L'impression 3D permet à plus de vendeurs d’accéder au marché et d’adapter son produit à la demande, de manière flexible (sous réserve d’avoir les modèles d'imprimante et les matériaux adaptés), même si les frontières sont fermées. Les industries traditionnelles, en revanche, exploitent les économies d'échelle, mais sont plus spécialisées et ont besoin de plus de temps pour adapter leurs chaînes d'approvisionnement.

Parmi les millions d'imprimantes 3D dans le monde, si 100 000 sont mobilisés pour produire, par exemple, des visières, et qu'une heure est nécessaire pour produire une unité, 2,4 millions de visières (réutilisables) peuvent être produites chaque jour. Il faudrait moins de 3 semaines pour équiper tous les médecins, infirmières et sages-femmes du monde (environ 40 millions selon l’OMS). Si l'impression 3D n’a pas vocation à remplacer la production traditionnelle, elle peut la compléter utilement, notamment en cas d'urgence. 

Une fois le « marché » défini, un ajustement peut avoir lieu si la transparence des prix et des volumes est garantie, par exemple grâce à la géolocalisation de l'offre et de la demande de produits finis et de matières premières, en indiquant les emplacements, les volumes et les prix (pouvant être égaux à 0). Tous ces « ingrédients » seraient idéalement combinés dans une plateforme internationale unique, car le coût de couverture d'un pays supplémentaire est très faible. 

Un exemple d'une telle initiative est le projet international CAR3D, mis en œuvre par un consortium européen avec le soutien des institutions européennes et du CEN (le Comité européen de normalisation). Ce projet, qui couvre désormais tous les continents, illustre symboliquement que l’économie et la technologie 3D peuvent être des vecteurs de coopération transfrontières, malgré le contexte.
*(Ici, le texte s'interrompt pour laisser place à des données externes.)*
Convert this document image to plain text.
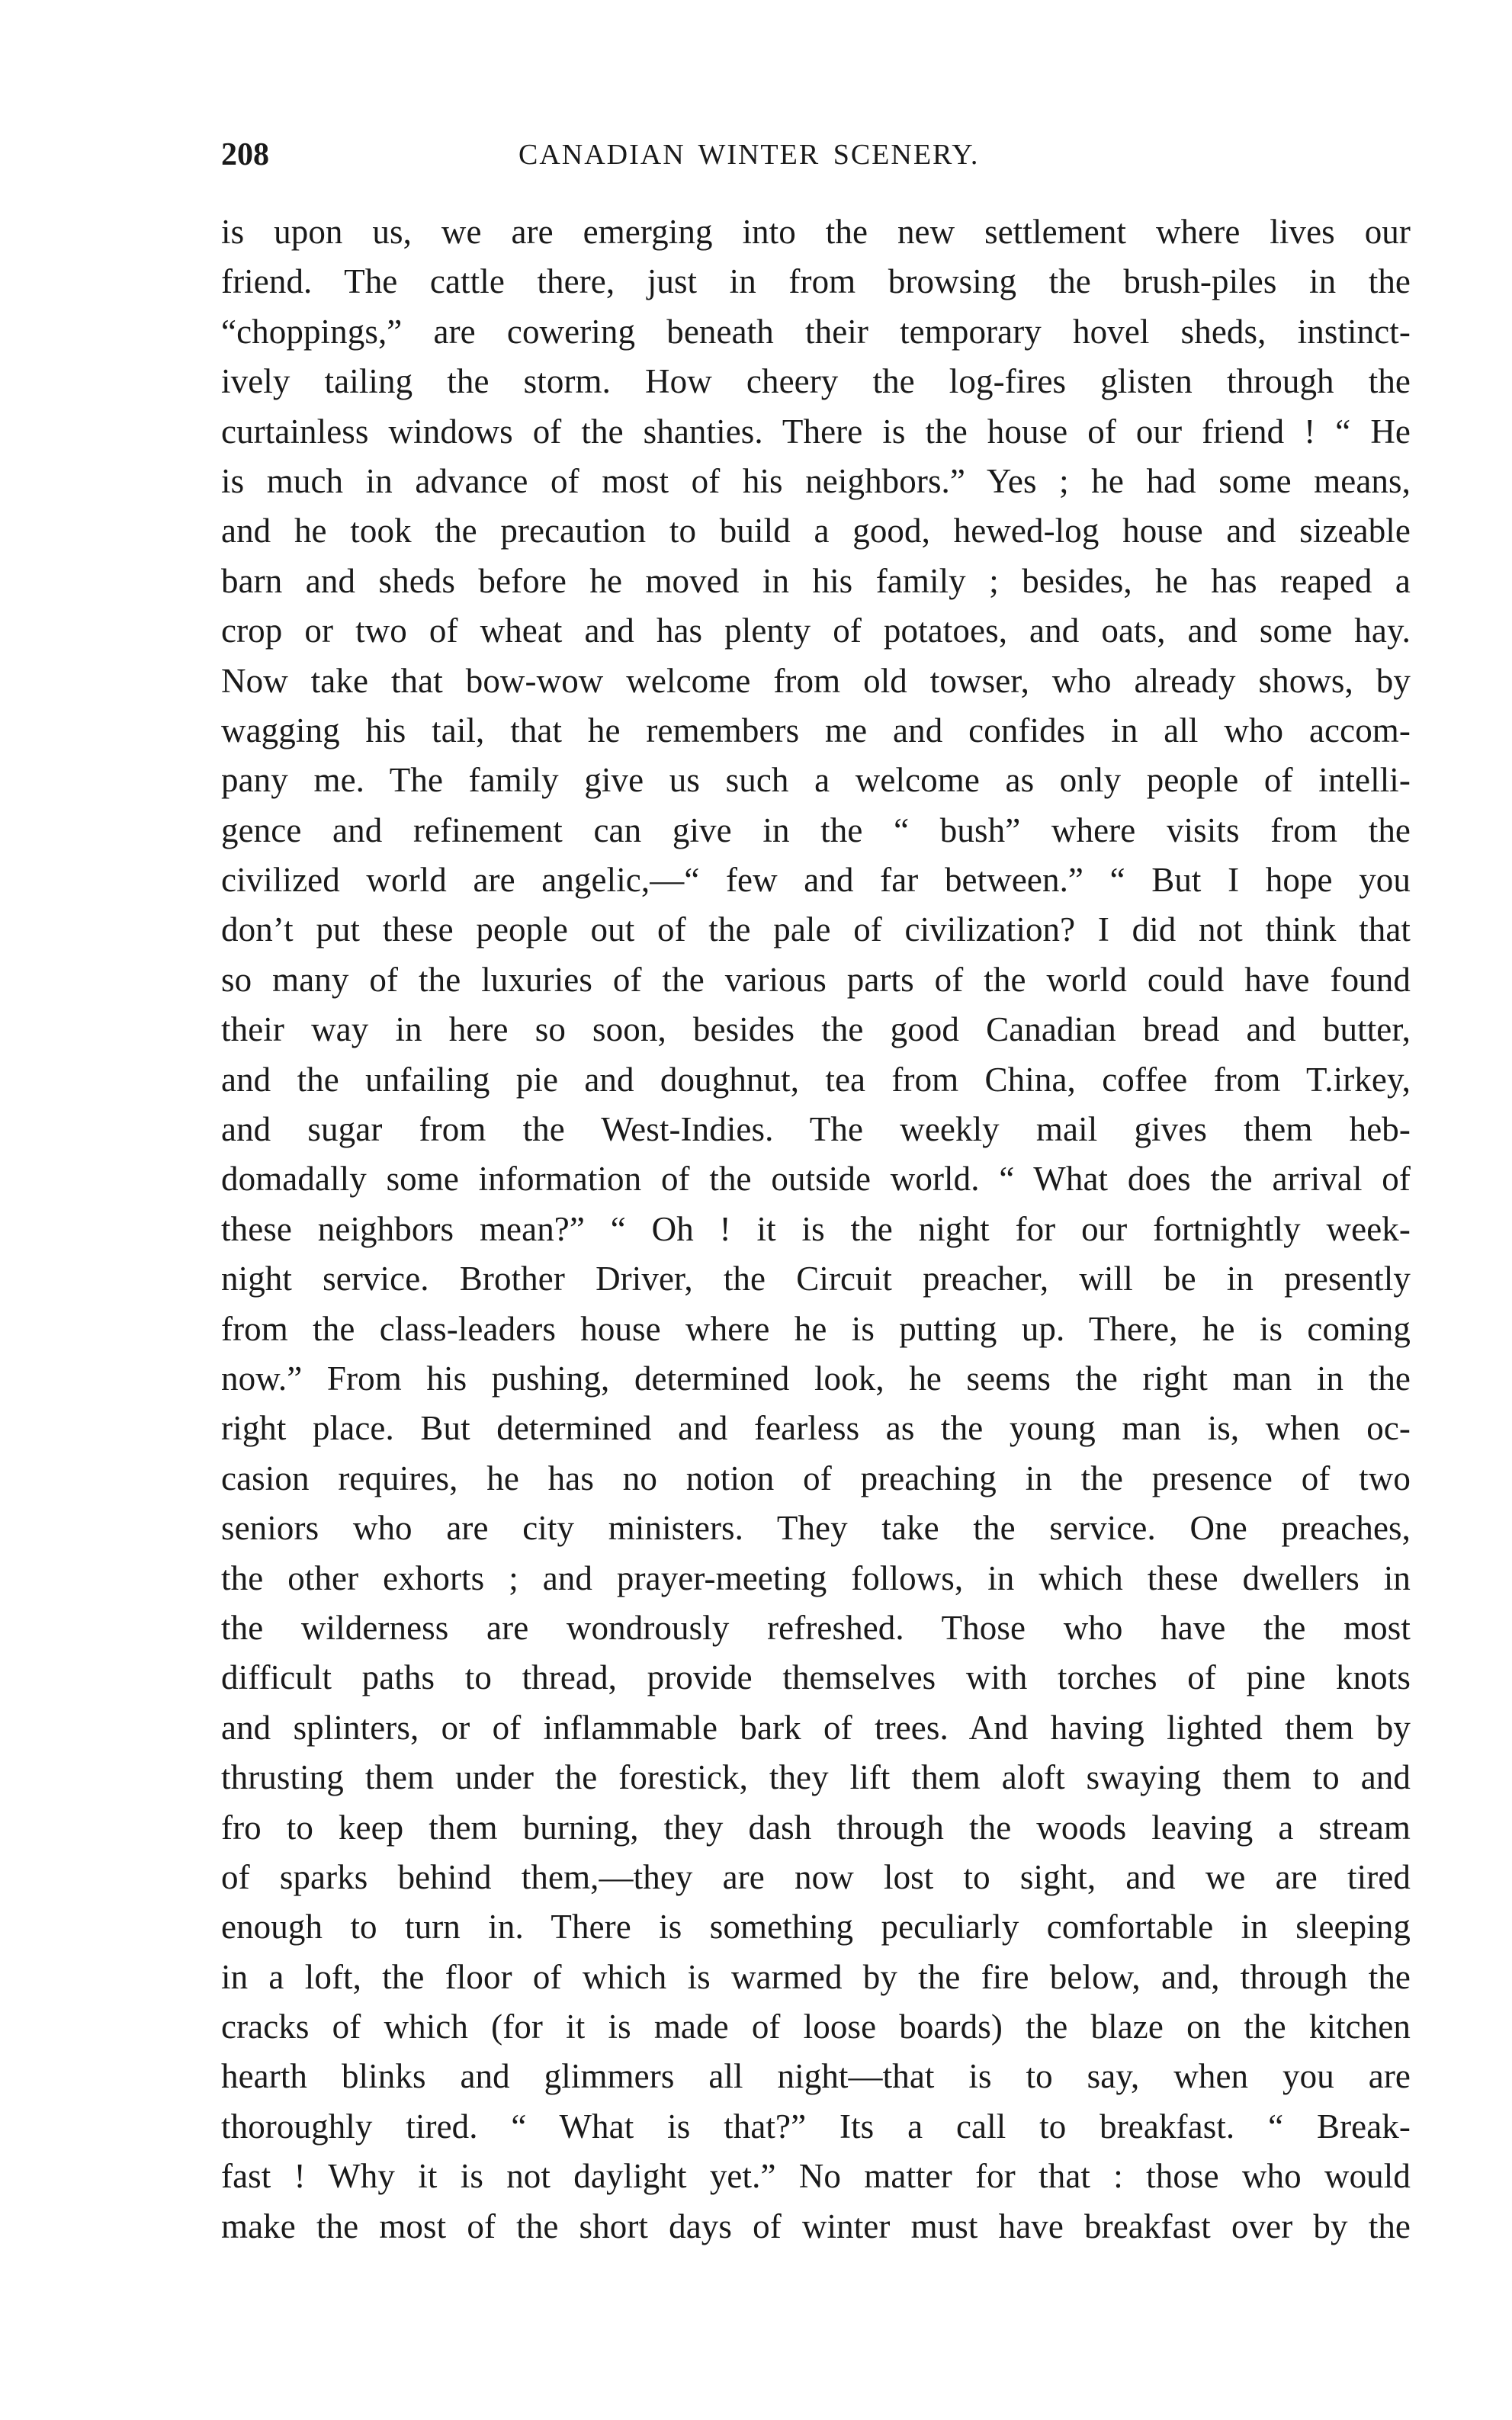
208	CANADIAN WINTER SCENERY.
is upon us, we are emerging into the new settlement where lives our
friend. The cattle there, just in from browsing the brush-piles in the
“choppings,” are cowering beneath their temporary hovel sheds, instinct-
ively tailing the storm. How cheery the log-fires glisten through the
curtainless windows of the shanties. There is the house of our friend ! “ He
is much in advance of most of his neighbors.” Yes ; he had some means,
and he took the precaution to build a good, hewed-log house and sizeable
barn and sheds before he moved in his family ; besides, he has reaped a
crop or two of wheat and has plenty of potatoes, and oats, and some hay.
Now take that bow-wow welcome from old towser, who already shows, by
wagging his tail, that he remembers me and confides in all who accom-
pany me. The family give us such a welcome as only people of intelli-
gence and refinement can give in the “ bush” where visits from the
civilized world are angelic,—“ few and far between.” “ But I hope you
don’t put these people out of the pale of civilization? I did not think that
so many of the luxuries of the various parts of the world could have found
their way in here so soon, besides the good Canadian bread and butter,
and the unfailing pie and doughnut, tea from China, coffee from T.irkey,
and sugar from the West-Indies. The weekly mail gives them heb-
domadally some information of the outside world. “ What does the arrival of
these neighbors mean?” “ Oh ! it is the night for our fortnightly week-
night service. Brother Driver, the Circuit preacher, will be in presently
from the class-leaders house where he is putting up. There, he is coming
now.” From his pushing, determined look, he seems the right man in the
right place. But determined and fearless as the young man is, when oc-
casion requires, he has no notion of preaching in the presence of two
seniors who are city ministers. They take the service. One preaches,
the other exhorts ; and prayer-meeting follows, in which these dwellers in
the wilderness are wondrously refreshed. Those who have the most
difficult paths to thread, provide themselves with torches of pine knots
and splinters, or of inflammable bark of trees. And having lighted them by
thrusting them under the forestick, they lift them aloft swaying them to and
fro to keep them burning, they dash through the woods leaving a stream
of sparks behind them,—they are now lost to sight, and we are tired
enough to turn in. There is something peculiarly comfortable in sleeping
in a loft, the floor of which is warmed by the fire below, and, through the
cracks of which (for it is made of loose boards) the blaze on the kitchen
hearth blinks and glimmers all night—that is to say, when you are
thoroughly tired. “ What is that?” Its a call to breakfast. “ Break-
fast ! Why it is not daylight yet.” No matter for that : those who would
make the most of the short days of winter must have breakfast over by the
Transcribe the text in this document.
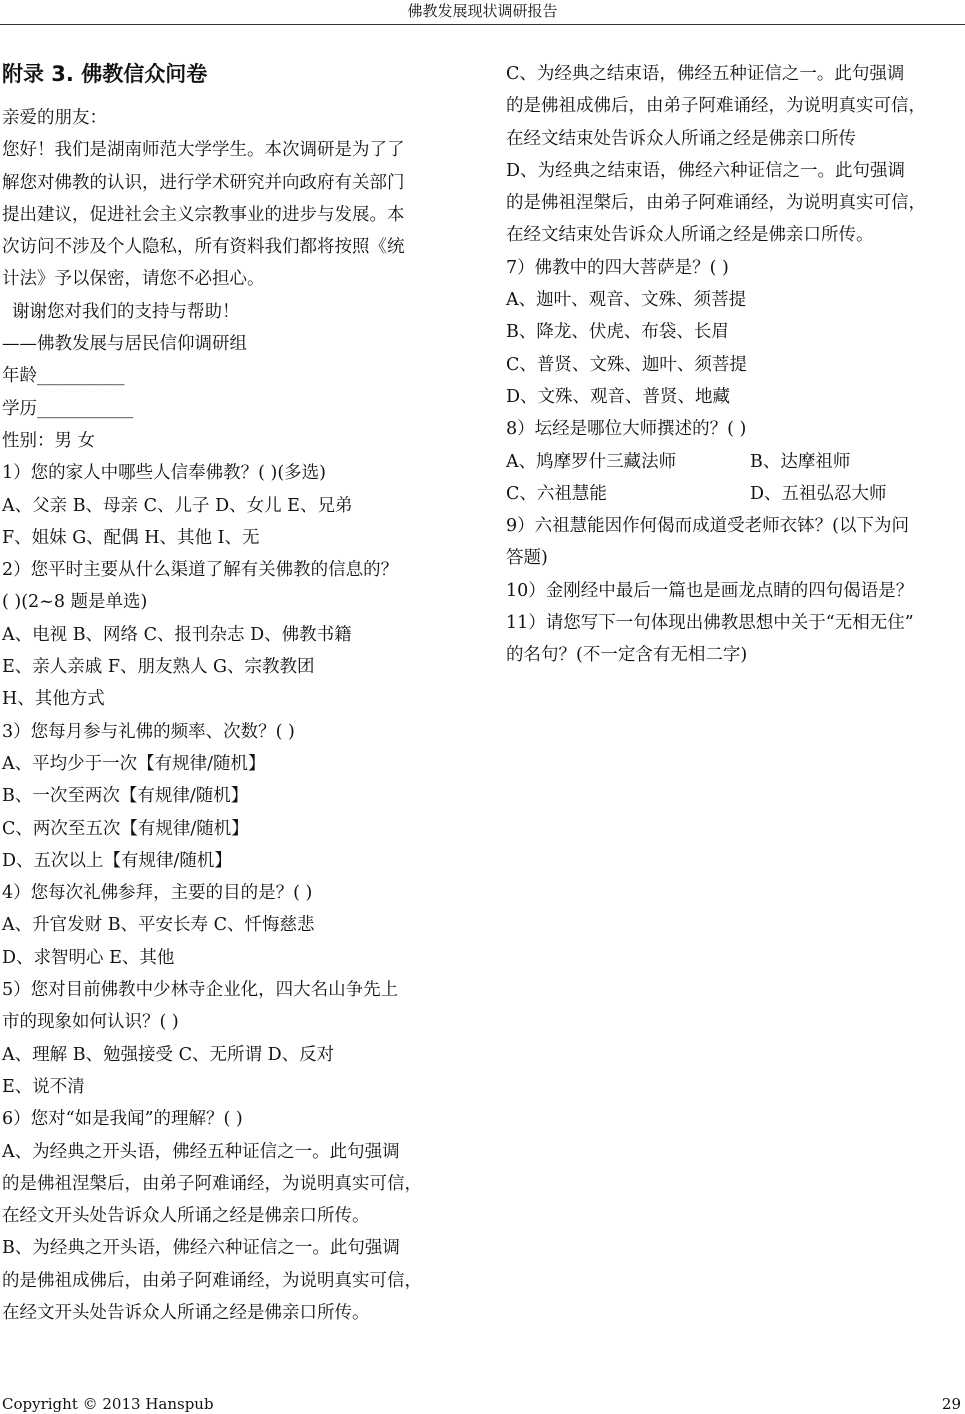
佛教发展现状调研报告

附录 3. 佛教信众问卷

亲爱的朋友：

您好！我们是湖南师范大学学生。本次调研是为了了

解您对佛教的认识，进行学术研究并向政府有关部门

提出建议，促进社会主义宗教事业的进步与发展。本

次访问不涉及个人隐私，所有资料我们都将按照《统

计法》予以保密，请您不必担心。

谢谢您对我们的支持与帮助！

——佛教发展与居民信仰调研组

年龄__________

学历___________

性别：男 女

1）您的家人中哪些人信奉佛教？( )(多选)

A、父亲 B、母亲 C、儿子 D、女儿 E、兄弟

F、姐妹 G、配偶 H、其他 I、无

2）您平时主要从什么渠道了解有关佛教的信息的？

( )(2~8 题是单选)

A、电视 B、网络 C、报刊杂志 D、佛教书籍

E、亲人亲戚 F、朋友熟人 G、宗教教团

H、其他方式

3）您每月参与礼佛的频率、次数？( )

A、平均少于一次【有规律/随机】

B、一次至两次【有规律/随机】

C、两次至五次【有规律/随机】

D、五次以上【有规律/随机】

4）您每次礼佛参拜，主要的目的是？( )

A、升官发财 B、平安长寿 C、忏悔慈悲

D、求智明心 E、其他

5）您对目前佛教中少林寺企业化，四大名山争先上

市的现象如何认识？( )

A、理解 B、勉强接受 C、无所谓 D、反对

E、说不清

6）您对“如是我闻”的理解？( )

A、为经典之开头语，佛经五种证信之一。此句强调

的是佛祖涅槃后，由弟子阿难诵经，为说明真实可信，

在经文开头处告诉众人所诵之经是佛亲口所传。

B、为经典之开头语，佛经六种证信之一。此句强调

的是佛祖成佛后，由弟子阿难诵经，为说明真实可信，

在经文开头处告诉众人所诵之经是佛亲口所传。

C、为经典之结束语，佛经五种证信之一。此句强调

的是佛祖成佛后，由弟子阿难诵经，为说明真实可信，

在经文结束处告诉众人所诵之经是佛亲口所传

D、为经典之结束语，佛经六种证信之一。此句强调

的是佛祖涅槃后，由弟子阿难诵经，为说明真实可信，

在经文结束处告诉众人所诵之经是佛亲口所传。

7）佛教中的四大菩萨是？( )

A、迦叶、观音、文殊、须菩提

B、降龙、伏虎、布袋、长眉

C、普贤、文殊、迦叶、须菩提

D、文殊、观音、普贤、地藏

8）坛经是哪位大师撰述的？( )

A、鸠摩罗什三藏法师	B、达摩祖师

C、六祖慧能	D、五祖弘忍大师

9）六祖慧能因作何偈而成道受老师衣钵？(以下为问

答题)

10）金刚经中最后一篇也是画龙点睛的四句偈语是？

11）请您写下一句体现出佛教思想中关于“无相无住”

的名句？(不一定含有无相二字)

Copyright © 2013 Hanspub	29
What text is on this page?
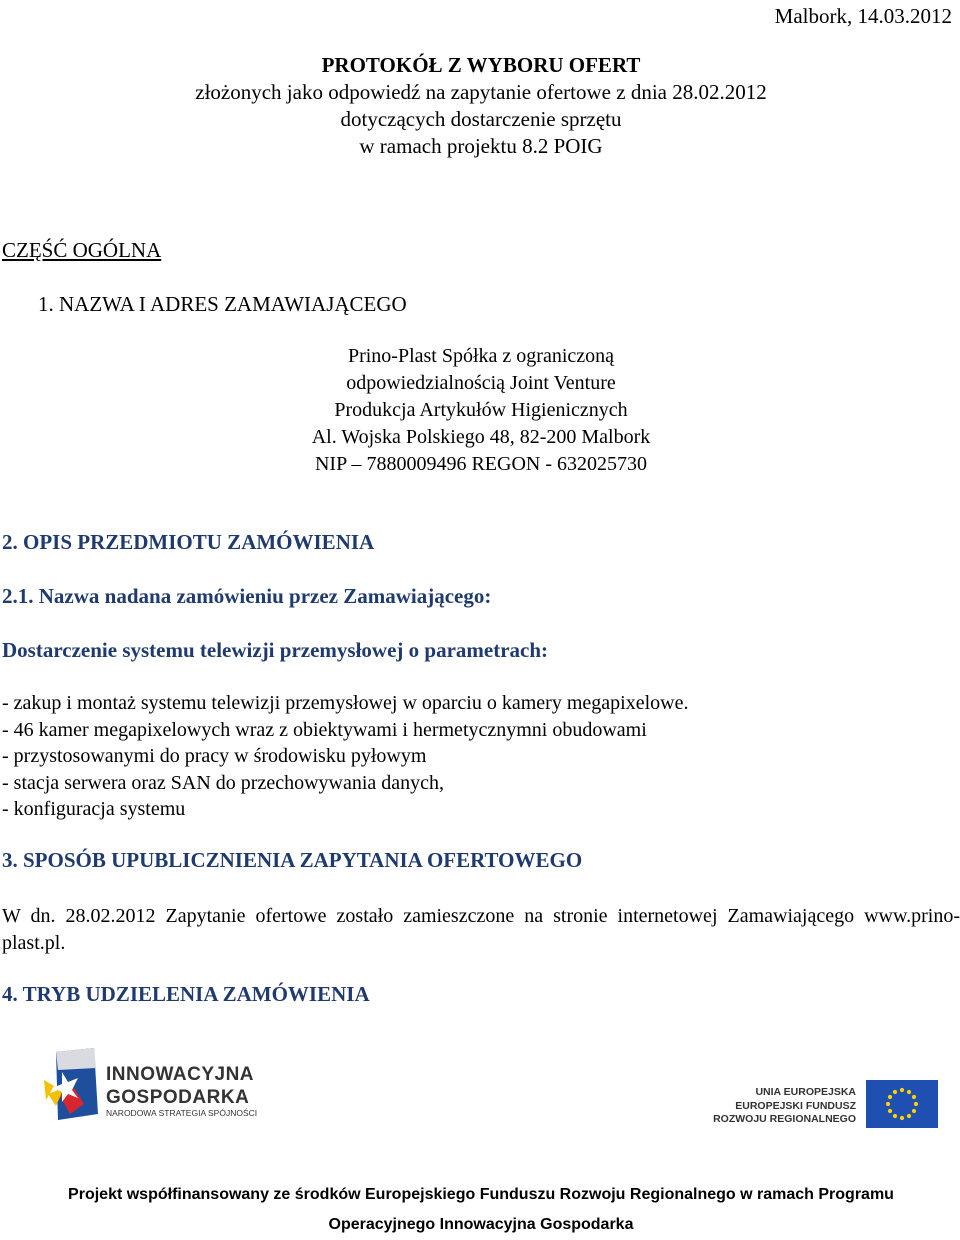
Malbork, 14.03.2012
PROTOKÓŁ Z WYBORU OFERT
złożonych jako odpowiedź na zapytanie ofertowe z dnia 28.02.2012
dotyczących dostarczenie sprzętu
w ramach projektu 8.2 POIG
CZĘŚĆ OGÓLNA
1. NAZWA I ADRES ZAMAWIAJĄCEGO
Prino-Plast Spółka z ograniczoną
odpowiedzialnością Joint Venture
Produkcja Artykułów Higienicznych
Al. Wojska Polskiego 48, 82-200 Malbork
NIP – 7880009496 REGON - 632025730
2. OPIS PRZEDMIOTU ZAMÓWIENIA
2.1. Nazwa nadana zamówieniu przez Zamawiającego:
Dostarczenie systemu telewizji przemysłowej o parametrach:
- zakup i montaż systemu telewizji przemysłowej w oparciu o kamery megapixelowe.
- 46 kamer megapixelowych wraz z obiektywami i hermetycznymni obudowami
- przystosowanymi do pracy w środowisku pyłowym
- stacja serwera oraz SAN do przechowywania danych,
- konfiguracja systemu
3. SPOSÓB UPUBLICZNIENIA ZAPYTANIA OFERTOWEGO
W dn. 28.02.2012 Zapytanie ofertowe zostało zamieszczone na stronie internetowej Zamawiającego www.prino-plast.pl.
4. TRYB UDZIELENIA ZAMÓWIENIA
INNOWACYJNA
GOSPODARKA
NARODOWA STRATEGIA SPÓJNOŚCI
UNIA EUROPEJSKA
EUROPEJSKI FUNDUSZ
ROZWOJU REGIONALNEGO
Projekt współfinansowany ze środków Europejskiego Funduszu Rozwoju Regionalnego w ramach Programu
Operacyjnego Innowacyjna Gospodarka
Les produits répondant à ces normes et standards internationaux devraient être considérés comme un bien public prioritaire. Chaque producteur devrait prouver qu’il satisfait aux exigences, éventuellement sur une base conditionnelle dans un premier temps. Les lignes de production devraient également être certifiées annuellement. Une combinaison d'auto-certification et de contrôles aléatoires par les autorités, aidée par les commentaires des utilisateurs, devrait être mise en place. Encourager les pays moins développés à développer leurs réseaux d'impression 3D et stocks de matières premières (aussi utiles à d’autres productions hors période d’urgence sanitaire) permettrait aussi de mieux prévenir de futures pandémies.

Par sa flexibilité et sa dissémination, l’impression 3D peut donc, si elle est bien organisée, apporter une contribution efficace à la lutte contre la diffusion des pandémies. Cette connaissance doit maintenant être mobilisée, pour la poursuite de la lutte contre la COVID-19 et pour nous préparer aux risques pandémiques futurs.